No tempo Imperial, a Rainha, esposa de D. Manoel, doou a Pankararu em 1754, nesse tempo Pankaru, como era conhecido, localizado em Tacaratu e Petrolandia, no Estado de Pernambuco, um território que vai desde a Margem do Rio Moxotó, da Cachoeira de Itaparica, até o Porto de Jatobá.
Esse documento do Império foi levado pelos Pankararu, Ângelo Bomba, e alguns seguidores índios, e foi arquivado no Cartório da Cidade de Flores, onde de lá mesmo se perdeu.
E esse mesmo Cartório, pode ser responsabilizado, pelo desaparecimento, desta Carta Magna, de grande importância histórica, para o povo Pankararu.
Como esse documento não apareceu, os Pankararu recorreram ao Padre Alfredo de Bom Conselho, pedindo clemência.
Onde o mesmo, enviou essa carta a uma amiga, no Rio de Janeiro, que era enfermeira do SPI (Serviço de Proteção ao Índio), e secretaria de Marechal Rondon.
A partir daí, foram tomadas às primeiras providências. Marechal Rondon apresentou essa carta, ao Presidente Getulio Vargas.
E ele tomando conhecimento, ordenou o Ministro da Agricultura, Fernando Costa, a tomar as providencias necessária.
Inicialmente o Ministro, mandou o Antropólogo, Dr. Carlos Estevão, para averiguar se na verdade, existiam índios nessa região, entre Tacaratu ao Porto de Jatobá. Ao tomar conhecimento pessoalmente, informou ao Ministro que na verdade existiam índios nativos sim, naquela região.
E logo o Ministro Fernando Costa, enviou um topógrafo, conhecido por Sildo Meireles, para demarcar esse território, entre o Município de Tacaratu e Petrolandia. Partindo do Marco Central Geográfico, conhecido como o Serrote da Missão; medindo 6 km, para quatro pontos distintos: Norte, Sul, Leste e Oeste.

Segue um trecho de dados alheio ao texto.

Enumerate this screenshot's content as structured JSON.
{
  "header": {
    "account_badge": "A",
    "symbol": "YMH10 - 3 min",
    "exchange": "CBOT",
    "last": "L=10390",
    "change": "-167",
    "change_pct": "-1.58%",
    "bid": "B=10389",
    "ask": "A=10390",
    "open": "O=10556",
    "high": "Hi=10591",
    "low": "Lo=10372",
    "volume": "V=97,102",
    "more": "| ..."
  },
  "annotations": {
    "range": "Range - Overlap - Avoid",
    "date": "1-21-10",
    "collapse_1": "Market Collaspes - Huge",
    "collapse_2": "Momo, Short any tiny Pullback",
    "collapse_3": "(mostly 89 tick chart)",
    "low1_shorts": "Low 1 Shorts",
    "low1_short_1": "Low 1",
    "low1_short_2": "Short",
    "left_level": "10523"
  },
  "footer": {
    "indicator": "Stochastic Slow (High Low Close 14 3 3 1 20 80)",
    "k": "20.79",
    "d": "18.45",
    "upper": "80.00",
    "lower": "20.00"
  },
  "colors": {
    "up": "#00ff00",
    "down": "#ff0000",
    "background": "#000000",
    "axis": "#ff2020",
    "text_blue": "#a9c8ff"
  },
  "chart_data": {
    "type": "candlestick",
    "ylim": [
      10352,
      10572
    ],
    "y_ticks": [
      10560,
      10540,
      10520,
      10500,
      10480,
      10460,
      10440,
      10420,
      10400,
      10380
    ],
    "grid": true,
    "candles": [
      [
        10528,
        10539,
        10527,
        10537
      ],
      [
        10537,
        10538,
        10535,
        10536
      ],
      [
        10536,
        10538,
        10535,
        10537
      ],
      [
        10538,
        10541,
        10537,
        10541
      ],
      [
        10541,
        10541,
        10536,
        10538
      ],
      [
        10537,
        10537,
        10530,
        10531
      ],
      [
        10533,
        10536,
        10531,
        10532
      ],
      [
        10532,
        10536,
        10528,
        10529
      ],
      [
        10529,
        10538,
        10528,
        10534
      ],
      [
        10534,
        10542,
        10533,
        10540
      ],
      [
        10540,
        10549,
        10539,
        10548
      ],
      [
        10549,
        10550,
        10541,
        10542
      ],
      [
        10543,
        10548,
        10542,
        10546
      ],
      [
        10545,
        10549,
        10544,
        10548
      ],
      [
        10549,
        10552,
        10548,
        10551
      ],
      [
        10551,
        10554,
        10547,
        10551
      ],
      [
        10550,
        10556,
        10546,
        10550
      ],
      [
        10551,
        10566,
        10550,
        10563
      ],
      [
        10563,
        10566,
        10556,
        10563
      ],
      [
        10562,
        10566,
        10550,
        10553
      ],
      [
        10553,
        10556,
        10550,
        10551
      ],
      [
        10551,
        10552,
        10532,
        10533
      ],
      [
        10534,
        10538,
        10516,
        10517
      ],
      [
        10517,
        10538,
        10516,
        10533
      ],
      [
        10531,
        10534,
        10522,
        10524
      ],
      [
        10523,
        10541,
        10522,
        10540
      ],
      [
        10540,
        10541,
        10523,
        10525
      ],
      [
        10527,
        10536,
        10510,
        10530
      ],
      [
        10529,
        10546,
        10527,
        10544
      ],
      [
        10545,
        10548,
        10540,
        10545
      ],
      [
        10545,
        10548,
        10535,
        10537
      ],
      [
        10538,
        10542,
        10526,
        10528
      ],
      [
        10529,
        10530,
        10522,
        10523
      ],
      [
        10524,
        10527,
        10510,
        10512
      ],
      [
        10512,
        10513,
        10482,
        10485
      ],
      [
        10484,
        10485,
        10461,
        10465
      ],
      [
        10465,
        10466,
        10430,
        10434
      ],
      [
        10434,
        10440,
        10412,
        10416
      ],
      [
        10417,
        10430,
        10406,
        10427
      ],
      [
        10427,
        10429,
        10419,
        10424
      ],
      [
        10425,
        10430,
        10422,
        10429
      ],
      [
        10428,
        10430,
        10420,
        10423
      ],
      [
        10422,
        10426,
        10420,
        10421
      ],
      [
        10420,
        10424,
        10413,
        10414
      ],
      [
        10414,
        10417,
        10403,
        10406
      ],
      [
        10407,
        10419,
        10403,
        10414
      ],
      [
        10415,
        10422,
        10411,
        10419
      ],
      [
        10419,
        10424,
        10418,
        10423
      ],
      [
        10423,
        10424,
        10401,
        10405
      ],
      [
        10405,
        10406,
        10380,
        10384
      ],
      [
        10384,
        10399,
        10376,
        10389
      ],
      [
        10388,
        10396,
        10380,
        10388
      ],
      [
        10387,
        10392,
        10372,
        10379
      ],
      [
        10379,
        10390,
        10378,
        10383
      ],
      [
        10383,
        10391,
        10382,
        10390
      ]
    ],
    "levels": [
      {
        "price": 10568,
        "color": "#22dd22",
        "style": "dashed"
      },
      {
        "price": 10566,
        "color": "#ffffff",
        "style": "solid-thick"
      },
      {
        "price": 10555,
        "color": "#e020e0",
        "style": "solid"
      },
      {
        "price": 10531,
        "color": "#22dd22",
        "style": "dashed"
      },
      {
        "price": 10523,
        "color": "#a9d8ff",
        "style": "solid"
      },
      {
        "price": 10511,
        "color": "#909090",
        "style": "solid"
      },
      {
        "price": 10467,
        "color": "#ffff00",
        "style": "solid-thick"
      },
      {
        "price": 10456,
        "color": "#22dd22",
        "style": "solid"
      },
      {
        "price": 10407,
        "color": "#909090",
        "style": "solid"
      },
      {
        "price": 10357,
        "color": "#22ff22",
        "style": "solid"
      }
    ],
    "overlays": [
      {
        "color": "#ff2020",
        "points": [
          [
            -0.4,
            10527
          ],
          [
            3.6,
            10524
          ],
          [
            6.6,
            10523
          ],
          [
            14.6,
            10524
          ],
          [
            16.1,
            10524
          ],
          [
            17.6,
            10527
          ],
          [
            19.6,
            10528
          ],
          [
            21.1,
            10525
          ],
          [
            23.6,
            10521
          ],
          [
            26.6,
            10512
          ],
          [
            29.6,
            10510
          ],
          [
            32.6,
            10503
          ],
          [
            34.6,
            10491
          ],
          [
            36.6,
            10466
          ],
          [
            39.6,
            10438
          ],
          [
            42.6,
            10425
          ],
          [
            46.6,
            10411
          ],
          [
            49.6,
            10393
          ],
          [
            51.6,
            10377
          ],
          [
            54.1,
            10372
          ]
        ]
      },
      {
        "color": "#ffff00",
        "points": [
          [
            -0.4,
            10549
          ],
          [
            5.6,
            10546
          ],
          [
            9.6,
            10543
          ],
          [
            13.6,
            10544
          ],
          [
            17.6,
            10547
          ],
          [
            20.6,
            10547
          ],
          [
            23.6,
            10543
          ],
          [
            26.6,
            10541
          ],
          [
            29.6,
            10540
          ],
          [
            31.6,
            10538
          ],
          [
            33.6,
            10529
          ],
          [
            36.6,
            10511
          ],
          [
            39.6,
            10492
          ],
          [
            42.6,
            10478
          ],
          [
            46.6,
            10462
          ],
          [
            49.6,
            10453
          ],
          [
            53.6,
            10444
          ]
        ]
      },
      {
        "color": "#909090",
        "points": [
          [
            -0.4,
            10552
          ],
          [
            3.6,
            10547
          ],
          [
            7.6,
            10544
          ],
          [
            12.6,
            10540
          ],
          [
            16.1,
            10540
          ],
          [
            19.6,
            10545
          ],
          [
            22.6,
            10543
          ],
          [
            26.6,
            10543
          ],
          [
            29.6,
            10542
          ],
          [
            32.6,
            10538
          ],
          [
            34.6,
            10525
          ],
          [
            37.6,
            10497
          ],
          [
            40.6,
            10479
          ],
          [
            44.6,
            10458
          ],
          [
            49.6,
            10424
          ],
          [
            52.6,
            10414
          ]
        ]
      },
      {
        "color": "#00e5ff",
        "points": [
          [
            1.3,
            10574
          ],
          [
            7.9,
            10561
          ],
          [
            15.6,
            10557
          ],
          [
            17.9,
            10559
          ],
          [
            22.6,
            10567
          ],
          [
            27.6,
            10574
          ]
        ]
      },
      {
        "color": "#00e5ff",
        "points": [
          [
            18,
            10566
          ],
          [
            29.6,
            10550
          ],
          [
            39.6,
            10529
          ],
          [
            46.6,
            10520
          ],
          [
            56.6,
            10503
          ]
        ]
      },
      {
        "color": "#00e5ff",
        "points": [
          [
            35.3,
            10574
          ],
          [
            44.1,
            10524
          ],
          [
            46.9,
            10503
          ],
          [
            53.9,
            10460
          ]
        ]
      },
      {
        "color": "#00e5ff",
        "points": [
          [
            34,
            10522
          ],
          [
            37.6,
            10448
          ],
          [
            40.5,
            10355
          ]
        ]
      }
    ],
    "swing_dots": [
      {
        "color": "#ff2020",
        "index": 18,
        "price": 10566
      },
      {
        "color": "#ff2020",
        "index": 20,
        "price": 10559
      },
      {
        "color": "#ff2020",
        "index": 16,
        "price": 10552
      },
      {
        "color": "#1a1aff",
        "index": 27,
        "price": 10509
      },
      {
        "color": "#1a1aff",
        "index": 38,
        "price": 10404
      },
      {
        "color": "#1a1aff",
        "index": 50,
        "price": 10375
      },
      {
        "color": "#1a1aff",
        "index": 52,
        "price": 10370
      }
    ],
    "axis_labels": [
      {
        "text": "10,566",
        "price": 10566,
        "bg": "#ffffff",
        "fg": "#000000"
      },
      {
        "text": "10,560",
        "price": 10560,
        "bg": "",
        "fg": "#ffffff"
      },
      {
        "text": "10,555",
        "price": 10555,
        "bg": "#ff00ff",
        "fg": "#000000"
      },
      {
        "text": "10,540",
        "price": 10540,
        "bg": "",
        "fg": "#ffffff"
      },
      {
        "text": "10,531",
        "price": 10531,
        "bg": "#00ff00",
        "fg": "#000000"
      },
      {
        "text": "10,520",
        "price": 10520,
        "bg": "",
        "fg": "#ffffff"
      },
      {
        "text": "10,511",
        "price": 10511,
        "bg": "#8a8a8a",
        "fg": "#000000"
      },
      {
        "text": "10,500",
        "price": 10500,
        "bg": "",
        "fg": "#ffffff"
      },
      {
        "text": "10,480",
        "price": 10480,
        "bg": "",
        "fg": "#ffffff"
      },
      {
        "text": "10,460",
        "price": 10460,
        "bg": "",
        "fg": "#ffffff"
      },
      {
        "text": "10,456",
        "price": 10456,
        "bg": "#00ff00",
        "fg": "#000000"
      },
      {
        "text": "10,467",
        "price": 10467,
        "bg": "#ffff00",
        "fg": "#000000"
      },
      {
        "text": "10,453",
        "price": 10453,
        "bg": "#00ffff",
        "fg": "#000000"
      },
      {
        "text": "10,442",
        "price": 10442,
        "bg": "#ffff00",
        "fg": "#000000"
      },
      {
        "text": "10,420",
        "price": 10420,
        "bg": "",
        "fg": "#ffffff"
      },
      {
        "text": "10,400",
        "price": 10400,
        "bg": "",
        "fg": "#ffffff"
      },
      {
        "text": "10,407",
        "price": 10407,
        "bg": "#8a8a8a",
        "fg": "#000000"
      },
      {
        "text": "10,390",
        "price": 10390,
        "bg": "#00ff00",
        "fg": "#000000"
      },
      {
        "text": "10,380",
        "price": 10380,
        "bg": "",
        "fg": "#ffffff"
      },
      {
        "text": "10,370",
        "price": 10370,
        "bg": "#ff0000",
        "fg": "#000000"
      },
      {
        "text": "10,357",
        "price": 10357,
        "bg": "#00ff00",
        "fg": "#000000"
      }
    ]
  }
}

Por ter difícil acesso a esse Serrote, e também por encontrar vestígios da igreja dos Pankararu, ele decidiu implantar esse Marco Central topográfico no cemitério.
Em 1940 foi assinado um Decreto, pelo Presidente Getulio Vargas, que dava a Pankararu, o direito a uma terra demarcada de 14.294 há.
Através desse Decreto, chegou a Jatobá, Sildo Meireles, como representante do Ministro Fernando Costa.
Tendo a missão de demarcar essa área para os Pankararu, que vai de Tacaratu a Camaratu, do Barriali ao Mundo Novo.
Ao chegar a Tacaratu, para se identificar como Carta Branca, mensageiro do Ministro da Agricultura, para demarcar essas terras doadas aos índios Pankararu.
Os empresários e representantes da época, pleitearam uma negociação com o topógrafo do SPI (Serviço de Proteção ao Índio), Sildo Meireles, alegando que a área urbana de Tacaratu, foi doada pelos Pankararu, a nossa Senhora da Saúde.
Pleitearam também 3 km, medindo do Balbar (ponto de referencia territorial marcada por um arbustre), até as proximidades da Aldeia Agreste.
E recuar 3 km do Riacho de Manoel Dedé, até o Nambu, ficando assim, Pankararu reduzida a 8.100ha.
Eles ofereceram a Sildo Meireles, uma quantia de onze contos de Reis, por ele andar acompanhado por onze índios Pankararu. E esses onze índios tinham como liderança, o Capitão João Moreno.
Essas pessoas que fizeram essa proposta foram eles: o advogado Manoel Toscano de Brito, o empresário e pecuarista Juca Faceiro, o empresário Jose Maria Nunes, e o pecuarista Manoel Feliciano de Barros conhecido como Manoel Dedé.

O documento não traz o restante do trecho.